For a man reputedly descended from the ancient kings of Wales, the small rural town of Masterton must have seemed a bit of a comedown.
When Thomas Edward Price arrived in 1879 to set up an "education depository" and photographic studio, he came to a village on the northern edge of the Wairarapa plains.
The recently named Queen St was dotted with shops and houses, but there were large gaps still comprising paddocks, and even the central block around the Post Office had gaps.
But, by the time T.E. Price left town in 1896, he had established himself as the region's most important photographer, he had built up one of New Zealand's most important collections of Maori portraits, and had served a time on the borough council.

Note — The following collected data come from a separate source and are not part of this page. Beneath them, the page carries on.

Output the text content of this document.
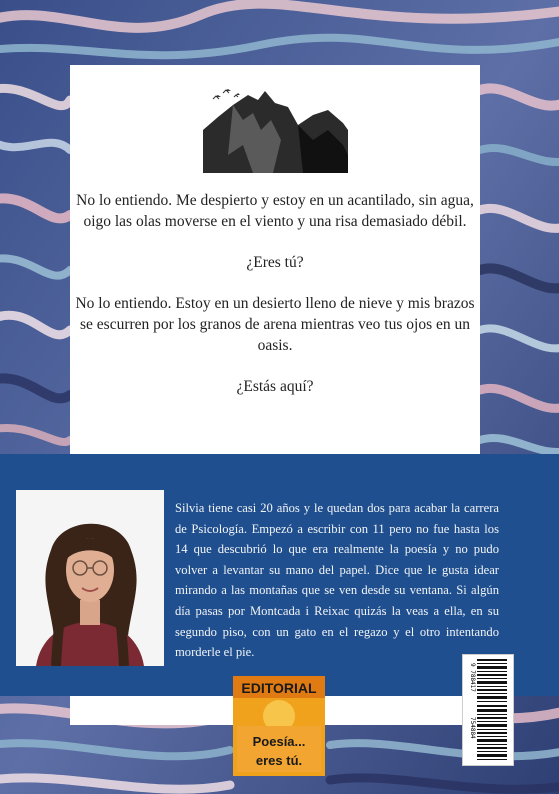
No lo entiendo. Me despierto y estoy en un acantilado, sin agua, oigo las olas moverse en el viento y una risa demasiado débil.

¿Eres tú?

No lo entiendo. Estoy en un desierto lleno de nieve y mis brazos se escurren por los granos de arena mientras veo tus ojos en un oasis.

¿Estás aquí?

Silvia tiene casi 20 años y le quedan dos para acabar la carrera de Psicología. Empezó a escribir con 11 pero no fue hasta los 14 que descubrió lo que era realmente la poesía y no pudo volver a levantar su mano del papel. Dice que le gusta idear mirando a las montañas que se ven desde su ventana. Si algún día pasas por Montcada i Reixac quizás la veas a ella, en su segundo piso, con un gato en el regazo y el otro intentando morderle el pie.
9 788417
754884
EDITORIAL
Poesía...
eres tú.
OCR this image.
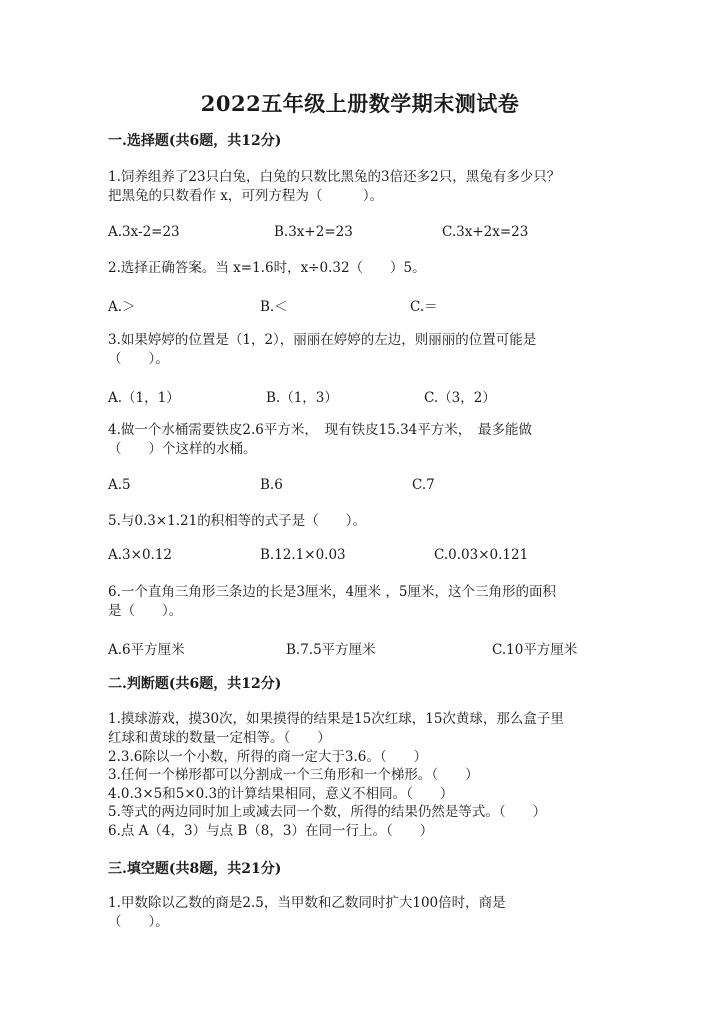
2022五年级上册数学期末测试卷
一.选择题(共6题，共12分)
1.饲养组养了23只白兔，白兔的只数比黑兔的3倍还多2只，黑兔有多少只？
把黑兔的只数看作 x，可列方程为（　　　）。
A.3x-2=23	B.3x+2=23	C.3x+2x=23
2.选择正确答案。当 x=1.6时，x÷0.32（　　）5。
A.＞	B.＜	C.＝
3.如果婷婷的位置是（1，2），丽丽在婷婷的左边，则丽丽的位置可能是
（　　）。
A.（1，1）	B.（1，3）	C.（3，2）
4.做一个水桶需要铁皮2.6平方米，　现有铁皮15.34平方米，　最多能做
（　　）个这样的水桶。
A.5	B.6	C.7
5.与0.3×1.21的积相等的式子是（　　）。
A.3×0.12	B.12.1×0.03	C.0.03×0.121
6.一个直角三角形三条边的长是3厘米，4厘米 ，5厘米，这个三角形的面积
是（　　）。
A.6平方厘米	B.7.5平方厘米	C.10平方厘米
二.判断题(共6题，共12分)

1.摸球游戏，摸30次，如果摸得的结果是15次红球，15次黄球，那么盒子里

红球和黄球的数量一定相等。（　　）

2.3.6除以一个小数，所得的商一定大于3.6。（　　）

3.任何一个梯形都可以分割成一个三角形和一个梯形。（　　）

4.0.3×5和5×0.3的计算结果相同，意义不相同。（　　）

5.等式的两边同时加上或减去同一个数，所得的结果仍然是等式。（　　）

6.点 A（4，3）与点 B（8，3）在同一行上。（　　）

三.填空题(共8题，共21分)
1.甲数除以乙数的商是2.5，当甲数和乙数同时扩大100倍时，商是
（　　）。
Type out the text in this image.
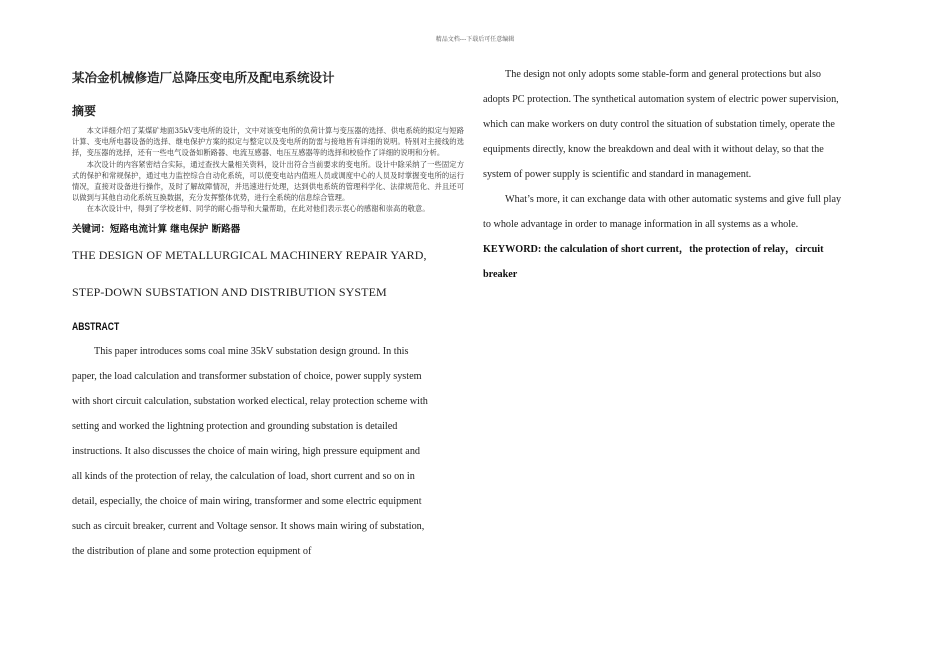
精品文档---下载后可任意编辑
某冶金机械修造厂总降压变电所及配电系统设计
摘要

本文详细介绍了某煤矿地面35kV变电所的设计，文中对该变电所的负荷计算与变压器的选择、供电系统的拟定与短路计算、变电所电器设备的选择、继电保护方案的拟定与整定以及变电所的防雷与接地皆有详细的说明。特别对主接线的选择，变压器的选择，还有一些电气设备如断路器、电流互感器、电压互感器等的选择和校验作了详细的说明和分析。

本次设计的内容紧密结合实际，通过查找大量相关资料，设计出符合当前要求的变电所。设计中除采纳了一些固定方式的保护和常规保护，通过电力监控综合自动化系统，可以使变电站内值班人员或调度中心的人员及时掌握变电所的运行情况，直接对设备进行操作，及时了解故障情况，并迅速进行处理，达到供电系统的管理科学化、法律规范化、并且还可以做到与其他自动化系统互换数据，充分发挥整体优势，进行全系统的信息综合管理。

在本次设计中，得到了学校老师、同学的耐心指导和大量帮助，在此对他们表示衷心的感谢和崇高的敬意。

关键词：短路电流计算 继电保护 断路器

THE DESIGN OF METALLURGICAL MACHINERY REPAIR YARD,
STEP-DOWN SUBSTATION AND DISTRIBUTION SYSTEM
ABSTRACT
This paper introduces soms coal mine 35kV substation design ground. In this
paper, the load calculation and transformer substation of choice, power supply system
with short circuit calculation, substation worked electical, relay protection scheme with
setting and worked the lightning protection and grounding substation is detailed
instructions. It also discusses the choice of main wiring, high pressure equipment and
all kinds of the protection of relay, the calculation of load, short current and so on in
detail, especially, the choice of main wiring, transformer and some electric equipment
such as circuit breaker, current and Voltage sensor. It shows main wiring of substation,
the distribution of plane and some protection equipment of
The design not only adopts some stable-form and general protections but also
adopts PC protection. The synthetical automation system of electric power supervision,
which can make workers on duty control the situation of substation timely, operate the
equipments directly, know the breakdown and deal with it without delay, so that the
system of power supply is scientific and standard in management.
What’s more, it can exchange data with other automatic systems and give full play
to whole advantage in order to manage information in all systems as a whole.
KEYWORD: the calculation of short current，the protection of relay，circuit
breaker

He had also become embroiled in a salacious scandal that filled the newspapers for a brief period.
Price was born in Builth, Breconshire, Wales in 1838. In 1852, he and his family migrated to Melbourne, Australia, and then he ventured further on to New Zealand in 1863. It seems he was interested in gold, as he started work on the West Coast, at Westport and in the then bustling township of Charleston.

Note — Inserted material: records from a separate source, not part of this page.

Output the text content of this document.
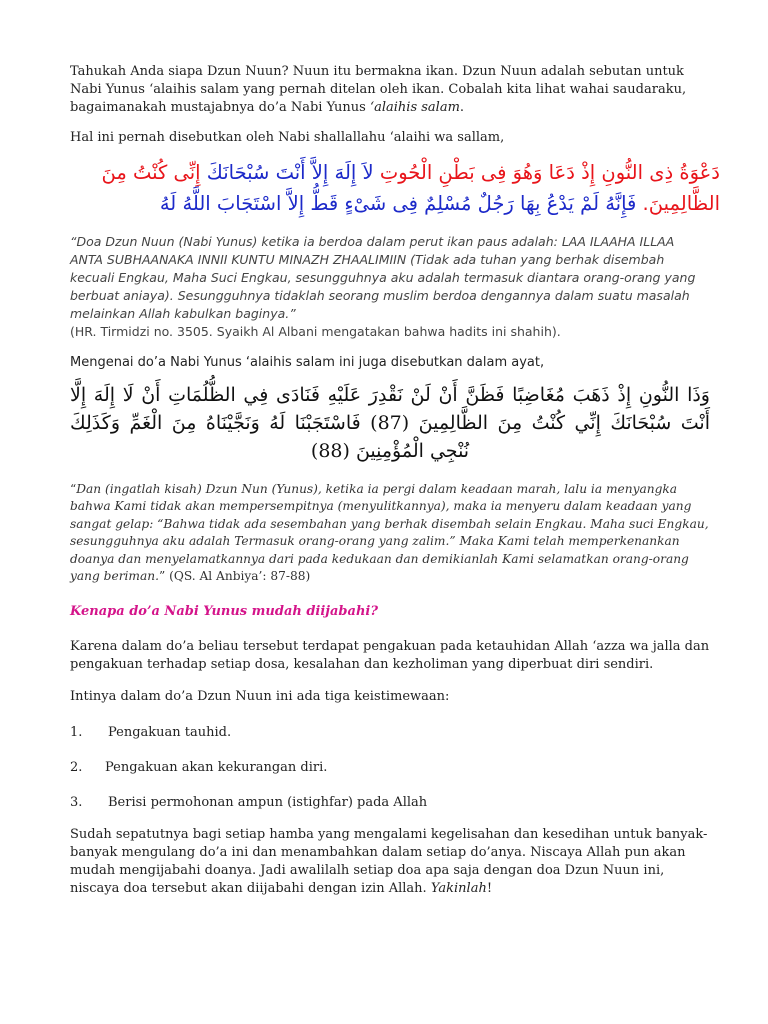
Tahukah Anda siapa Dzun Nuun? Nuun itu bermakna ikan. Dzun Nuun adalah sebutan untuk Nabi Yunus ‘alaihis salam yang pernah ditelan oleh ikan. Cobalah kita lihat wahai saudaraku, bagaimanakah mustajabnya do’a Nabi Yunus ‘alaihis salam.

Hal ini pernah disebutkan oleh Nabi shallallahu ‘alaihi wa sallam,

دَعْوَةُ ذِى النُّونِ إِذْ دَعَا وَهُوَ فِى بَطْنِ الْحُوتِ لاَ إِلَهَ إِلاَّ أَنْتَ سُبْحَانَكَ إِنِّى كُنْتُ مِنَ الظَّالِمِينَ. فَإِنَّهُ لَمْ يَدْعُ بِهَا رَجُلٌ مُسْلِمٌ فِى شَىْءٍ قَطُّ إِلاَّ اسْتَجَابَ اللَّهُ لَهُ

“Doa Dzun Nuun (Nabi Yunus) ketika ia berdoa dalam perut ikan paus adalah: LAA ILAAHA ILLAA ANTA SUBHAANAKA INNII KUNTU MINAZH ZHAALIMIIN (Tidak ada tuhan yang berhak disembah kecuali Engkau, Maha Suci Engkau, sesungguhnya aku adalah termasuk diantara orang-orang yang berbuat aniaya). Sesungguhnya tidaklah seorang muslim berdoa dengannya dalam suatu masalah melainkan Allah kabulkan baginya.”
(HR. Tirmidzi no. 3505. Syaikh Al Albani mengatakan bahwa hadits ini shahih).

Mengenai do’a Nabi Yunus ‘alaihis salam ini juga disebutkan dalam ayat,

وَذَا النُّونِ إِذْ ذَهَبَ مُغَاضِبًا فَظَنَّ أَنْ لَنْ نَقْدِرَ عَلَيْهِ فَنَادَى فِي الظُّلُمَاتِ أَنْ لَا إِلَهَ إِلَّا أَنْتَ سُبْحَانَكَ إِنِّي كُنْتُ مِنَ الظَّالِمِينَ (87) فَاسْتَجَبْنَا لَهُ وَنَجَّيْنَاهُ مِنَ الْغَمِّ وَكَذَلِكَ نُنْجِي الْمُؤْمِنِينَ (88)

“Dan (ingatlah kisah) Dzun Nun (Yunus), ketika ia pergi dalam keadaan marah, lalu ia menyangka bahwa Kami tidak akan mempersempitnya (menyulitkannya), maka ia menyeru dalam keadaan yang sangat gelap: “Bahwa tidak ada sesembahan yang berhak disembah selain Engkau. Maha suci Engkau, sesungguhnya aku adalah Termasuk orang-orang yang zalim.” Maka Kami telah memperkenankan doanya dan menyelamatkannya dari pada kedukaan dan demikianlah Kami selamatkan orang-orang yang beriman.” (QS. Al Anbiya’: 87-88)

Kenapa do’a Nabi Yunus mudah diijabahi?

Karena dalam do’a beliau tersebut terdapat pengakuan pada ketauhidan Allah ‘azza wa jalla dan pengakuan terhadap setiap dosa, kesalahan dan kezholiman yang diperbuat diri sendiri.

Intinya dalam do’a Dzun Nuun ini ada tiga keistimewaan:

1. Pengakuan tauhid.
2. Pengakuan akan kekurangan diri.
3. Berisi permohonan ampun (istighfar) pada Allah

Sudah sepatutnya bagi setiap hamba yang mengalami kegelisahan dan kesedihan untuk banyak-banyak mengulang do’a ini dan menambahkan dalam setiap do’anya. Niscaya Allah pun akan mudah mengijabahi doanya. Jadi awalilalh setiap doa apa saja dengan doa Dzun Nuun ini, niscaya doa tersebut akan diijabahi dengan izin Allah. Yakinlah!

He was back at work in Charleston by 1869 then in Timaru in the 1870s.
He arrived in Masterton in October 1879 and soon had a flourishing business, producing photographs for both Maori and Pakeha alike.
He was also kept busy reproducing the works of a number of Masterton cartoonists, most famously Edward Wyllie.
He was also active socially and politically, being a prominent moment of the Masonic Lodge, and serving on the Masterton Borough Council from 1881-1884.
Perhaps his most interesting cause was that of faith healer Milner Stephen, who visited Masterton in January 1883.
Price wanted the council to pass a "hearty vote of thanks" for the good work Stephen had done among the poor and was upset when his fellow councillors seemed to treat his proposal as a joke, with a great deal of good-natured banter around the table before the vote was taken. Price was the solitary councillor to plump for the vote of thanks.
Things were a lot less cheery in 1885, when Price was the subject of an affiliation order. He was sued for the maintenance of Mary Adams' illegitimate baby.
In evidence, Mary (the daughter of William Adams and Emma Dixon, the first Pakeha couple married in Masterton) swore that she had met Price at the Scottish church, and he had sometimes walked her home as far as the Waipoua bridge.
She said he had also kissed her in his shop in Queen St, and that she had gone out into his studio alone with him on a number of times, when intimacy had taken place. She said that Price had sworn he would stand by her if she became pregnant.
Her sister and brother gave corroborating evidence, as did two other witnesses, but Price, when called by the prosecution, denied that he had ever walked out with her.
He said he had taken her likeness, but that nothing improper ever passed between them, and he had never given her any reason to think he would marry her.
The judge said it was a difficult case, but he felt Mary had not proven the case, and accordingly it was dismissed.
That was not the end of the matter. The Adams family brought it back to the Magistrates Court in March, arguing that Price had perjured himself by saying he had not walked out with Mary.
The magistrate found there was a case to answer and it went to the Wellington Supreme Court, where after a lot of evidence already covered in the Masterton affiliation case was reheard. It was to no avail. Price was found not guilty of perjury, and released from bail.
He returned to Masterton and continued with his photography business. In 1894, he married Ann Meers, the daughter of William Denne Meers of Christchurch.
The families seem to have common interests. Meers was a well-known businessman in the garden city, but equally remembered for his active promotion of spiritualism, and Ann's brother Robert was a photographer in Timaru.
There she had learned the art of retouching photographs and colouring them, so she became an important part of Price's business.
In 1897, Price sold his Masterton studio to Joseph Minnis, a better-qualified but less gifted photographer who did not last long in Masterton.
One of Price's assistants, Denman Wilton later purchased Price's glass plate negatives, and continued to produce his photographs until a severe reaction to the chemicals used in the process caused him to give the business away. The old Price plates are reputedly buried under a house in Michael St.
Price shifted to Tauranga, where he ran a flourishing photography business, with a branch in Waihi. He stood, unsuccessfully, for the Tauranga mayoralty in 1898, and was also a JP. At his death in 1928, it was reported that he was one of the longest-serving members of the Masonic Order in New Zealand. His photographs are found in ethnological collections across the globe.